Gwendolyn was in a remarkable situation as an observer of Bronzeville's day-to-day life. She had worked as a secretary for a fortune-teller whose office was on the street floor of Mecca Flats. It was a huge housing complex, created before the New Deal and public housing came into being. With her gimlet eye and her compassion, she saw the daily comings and goings of the anonymous thousands.
She was to become our state's Poet Laureate. Her poems, which she offered with the naturalness of an Eleanora Duse, played a public role in many of our city's historic events. Who can forget her readings during the two inaugurals of Harold Washington, Chicago's first black mayor? They were remarkable moments in our city's history, which would have been more so had he survived his second term. She had poems for every occasion, but there is one I must recount before I read two of her brief ones and call it quits. Picasso had presented a statue, a gift to Chicago. It was to be unveiled in a public square, adjacent to City Hall. The then Mayor of the city, Richard Daley, the elder, urged (to put it mildly) all the city employees to be in attendance. There were thousands of Chicagoans in the plaza, half of whom were city employees. The statue was still not visible; it was covered by a huge white sheet. I remember Gwendolyn's last words of the poem she read, standing before the hidden wonder: art hurts/art urges voyages. The sheet was pulled off and we all saw the statue. There was dead silence from the assembled multitude. I asked one of the city employees, "What do you think of that?" "Think of what?" "The Picasso, the statue." A long reflective pause. His response: "I don't know but if it's good enough for Mayor Daley, it's good enough for me." This is when I realized that our city's Mayor had not only the number one clout in town but he was the arbiter of our city's culture.
Gwendolyn Brooks had been a guest on my radio program numerous times. She had won the Pulitzer Prize for her collection, Annie Allen. Her A Street in Bronzeville, The Bean Eaters, and In the Mecca Flats were equally deserving. The two poems I have chosen to read have especially touched me. The first is only 24 words. I call it her Bronzeville haiku. Though written years ago, its prescience is stunning. It's those black kids on the corner, 16, 17, 18 years old. There they are, all that energy and no place to go. She called it We Real Cool.
We Real Cool The Pool Players. Seven at the Golden Shovel.

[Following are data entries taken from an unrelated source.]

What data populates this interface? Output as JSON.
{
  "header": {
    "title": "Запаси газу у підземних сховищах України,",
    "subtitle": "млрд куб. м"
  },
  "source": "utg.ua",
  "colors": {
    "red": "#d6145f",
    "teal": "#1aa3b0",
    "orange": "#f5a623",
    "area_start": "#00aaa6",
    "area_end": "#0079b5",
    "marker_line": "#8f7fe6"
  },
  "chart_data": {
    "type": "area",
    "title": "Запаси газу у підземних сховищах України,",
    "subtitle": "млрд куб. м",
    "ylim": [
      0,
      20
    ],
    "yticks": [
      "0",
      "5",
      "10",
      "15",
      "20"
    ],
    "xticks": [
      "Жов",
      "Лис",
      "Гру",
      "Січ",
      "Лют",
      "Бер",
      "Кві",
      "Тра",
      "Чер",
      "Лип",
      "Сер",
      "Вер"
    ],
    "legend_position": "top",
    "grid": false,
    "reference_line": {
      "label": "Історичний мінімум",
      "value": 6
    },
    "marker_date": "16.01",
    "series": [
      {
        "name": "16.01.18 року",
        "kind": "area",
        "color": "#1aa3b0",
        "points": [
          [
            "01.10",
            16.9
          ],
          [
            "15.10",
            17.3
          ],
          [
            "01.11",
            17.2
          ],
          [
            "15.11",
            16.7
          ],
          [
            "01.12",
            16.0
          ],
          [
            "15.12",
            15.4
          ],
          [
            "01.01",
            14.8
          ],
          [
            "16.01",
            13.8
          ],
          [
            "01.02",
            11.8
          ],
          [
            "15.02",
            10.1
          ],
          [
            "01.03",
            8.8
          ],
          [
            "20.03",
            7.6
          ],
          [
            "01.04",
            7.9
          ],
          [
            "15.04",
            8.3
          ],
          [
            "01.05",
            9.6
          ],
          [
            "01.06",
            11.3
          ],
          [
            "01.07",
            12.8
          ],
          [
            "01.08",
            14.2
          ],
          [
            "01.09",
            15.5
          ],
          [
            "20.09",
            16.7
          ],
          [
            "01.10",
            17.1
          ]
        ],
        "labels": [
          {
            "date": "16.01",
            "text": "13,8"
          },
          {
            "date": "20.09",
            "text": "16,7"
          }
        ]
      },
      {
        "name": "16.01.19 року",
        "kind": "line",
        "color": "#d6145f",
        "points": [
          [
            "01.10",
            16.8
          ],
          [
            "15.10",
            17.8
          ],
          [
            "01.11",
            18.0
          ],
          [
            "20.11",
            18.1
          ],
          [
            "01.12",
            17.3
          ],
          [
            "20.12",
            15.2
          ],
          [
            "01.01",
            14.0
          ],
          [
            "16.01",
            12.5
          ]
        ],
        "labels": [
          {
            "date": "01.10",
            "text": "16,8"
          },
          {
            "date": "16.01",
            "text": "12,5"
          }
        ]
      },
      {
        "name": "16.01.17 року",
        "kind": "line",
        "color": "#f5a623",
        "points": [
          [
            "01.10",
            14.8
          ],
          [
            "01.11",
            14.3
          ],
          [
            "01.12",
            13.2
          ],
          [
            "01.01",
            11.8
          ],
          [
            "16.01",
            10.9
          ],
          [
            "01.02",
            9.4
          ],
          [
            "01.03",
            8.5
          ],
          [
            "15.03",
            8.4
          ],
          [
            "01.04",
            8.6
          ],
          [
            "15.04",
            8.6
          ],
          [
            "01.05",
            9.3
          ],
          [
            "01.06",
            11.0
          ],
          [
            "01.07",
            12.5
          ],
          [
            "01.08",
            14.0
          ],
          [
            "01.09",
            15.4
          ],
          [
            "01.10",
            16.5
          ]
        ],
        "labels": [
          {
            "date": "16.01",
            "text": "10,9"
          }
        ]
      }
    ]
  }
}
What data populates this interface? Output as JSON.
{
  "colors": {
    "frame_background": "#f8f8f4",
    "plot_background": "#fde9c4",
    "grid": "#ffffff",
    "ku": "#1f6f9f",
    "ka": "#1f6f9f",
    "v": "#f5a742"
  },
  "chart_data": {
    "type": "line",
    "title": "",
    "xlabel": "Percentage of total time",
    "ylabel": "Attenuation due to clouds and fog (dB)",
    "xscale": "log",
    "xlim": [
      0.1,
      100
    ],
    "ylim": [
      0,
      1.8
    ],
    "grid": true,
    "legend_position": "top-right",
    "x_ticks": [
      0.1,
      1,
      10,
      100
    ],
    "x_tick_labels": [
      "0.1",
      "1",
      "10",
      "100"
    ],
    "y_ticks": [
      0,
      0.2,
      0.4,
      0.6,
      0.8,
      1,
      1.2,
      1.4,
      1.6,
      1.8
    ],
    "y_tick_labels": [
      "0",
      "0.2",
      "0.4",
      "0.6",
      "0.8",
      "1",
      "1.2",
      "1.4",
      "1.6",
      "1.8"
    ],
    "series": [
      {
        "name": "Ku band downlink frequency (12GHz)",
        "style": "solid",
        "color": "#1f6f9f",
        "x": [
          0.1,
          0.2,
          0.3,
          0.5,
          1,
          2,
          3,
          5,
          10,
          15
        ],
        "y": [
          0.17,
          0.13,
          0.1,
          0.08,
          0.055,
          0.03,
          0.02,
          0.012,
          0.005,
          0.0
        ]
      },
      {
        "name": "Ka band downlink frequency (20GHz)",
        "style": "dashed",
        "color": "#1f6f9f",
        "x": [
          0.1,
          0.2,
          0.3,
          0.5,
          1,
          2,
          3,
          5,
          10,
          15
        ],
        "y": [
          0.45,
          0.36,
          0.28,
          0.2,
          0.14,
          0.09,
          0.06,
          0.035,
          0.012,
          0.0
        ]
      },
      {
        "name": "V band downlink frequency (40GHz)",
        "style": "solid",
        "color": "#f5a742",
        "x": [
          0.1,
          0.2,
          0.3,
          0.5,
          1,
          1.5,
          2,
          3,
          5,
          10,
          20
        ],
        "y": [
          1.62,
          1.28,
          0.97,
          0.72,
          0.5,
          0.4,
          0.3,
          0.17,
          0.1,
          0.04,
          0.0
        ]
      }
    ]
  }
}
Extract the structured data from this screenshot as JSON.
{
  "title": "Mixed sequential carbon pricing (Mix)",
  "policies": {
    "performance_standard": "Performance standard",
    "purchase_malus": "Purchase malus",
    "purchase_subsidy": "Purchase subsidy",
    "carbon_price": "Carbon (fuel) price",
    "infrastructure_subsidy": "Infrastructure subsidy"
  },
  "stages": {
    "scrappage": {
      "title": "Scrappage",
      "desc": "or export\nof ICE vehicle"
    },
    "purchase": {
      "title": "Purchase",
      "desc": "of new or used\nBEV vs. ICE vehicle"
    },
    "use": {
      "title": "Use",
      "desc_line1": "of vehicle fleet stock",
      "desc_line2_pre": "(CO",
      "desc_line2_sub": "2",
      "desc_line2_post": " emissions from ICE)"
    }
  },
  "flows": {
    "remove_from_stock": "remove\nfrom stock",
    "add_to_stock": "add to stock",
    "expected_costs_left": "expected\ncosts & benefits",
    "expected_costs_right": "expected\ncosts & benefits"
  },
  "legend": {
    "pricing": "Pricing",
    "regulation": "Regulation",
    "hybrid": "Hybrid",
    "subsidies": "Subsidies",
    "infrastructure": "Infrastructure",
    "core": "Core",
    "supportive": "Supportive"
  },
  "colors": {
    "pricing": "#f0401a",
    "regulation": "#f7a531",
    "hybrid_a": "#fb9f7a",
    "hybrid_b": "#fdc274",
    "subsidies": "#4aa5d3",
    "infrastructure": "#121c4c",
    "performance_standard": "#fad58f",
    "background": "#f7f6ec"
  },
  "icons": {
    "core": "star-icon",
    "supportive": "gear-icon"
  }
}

We real cool. We Left school. We
Lurk late. We Strike straight. We
Sing sin. We Thin gin. We
Jazz June. We Die soon.
And that is it. As she speaks of a death that need not be, so she speaks, in this next poem, of life. (Gwen always spoke her words, never elocuted.) This is one she allowed me to read, though I was not in her league, because she knew how I felt about it. It's called Rites for Cousin Vit. Cousin Vit was someone she says she met while working for the fortune-teller; someone all of us know; someone who lives at life's full tide; someone who's had her ups and downs, yet lives it to the fullest. In the words of Emile Zola, she, in effect, was saying, "I come to live out loud." Living out loud, nothing could contain Cousin Vit, not even death.
The Rites for Cousin Vit
Carried her unprotesting out the door. Kicked back the casket-stand. But it can't hold her, That stuff and satin aiming to enfold her, The lid's contrition nor the bolts before. Oh oh. Too much. Too much. Even now, surmise, She rises in the sunshine. There she goes, Back to the bars she knew and the repose In love-rooms and the things in people's eyes. Too vital and too squeaking. Must emerge. Even now she does the snake-hips with a hiss, Slops the bad wine across her shantung, talks of pregnancy, guitars and bridgework, walks In parks or alleys, comes haply on the verge of happiness, haply hysterics. Is.
And that's it. Talk about someone whose life beats death. Well, that was Gwendolyn and I thank you very much.
Read at the Academy Dinner Meeting on April 9, 2002.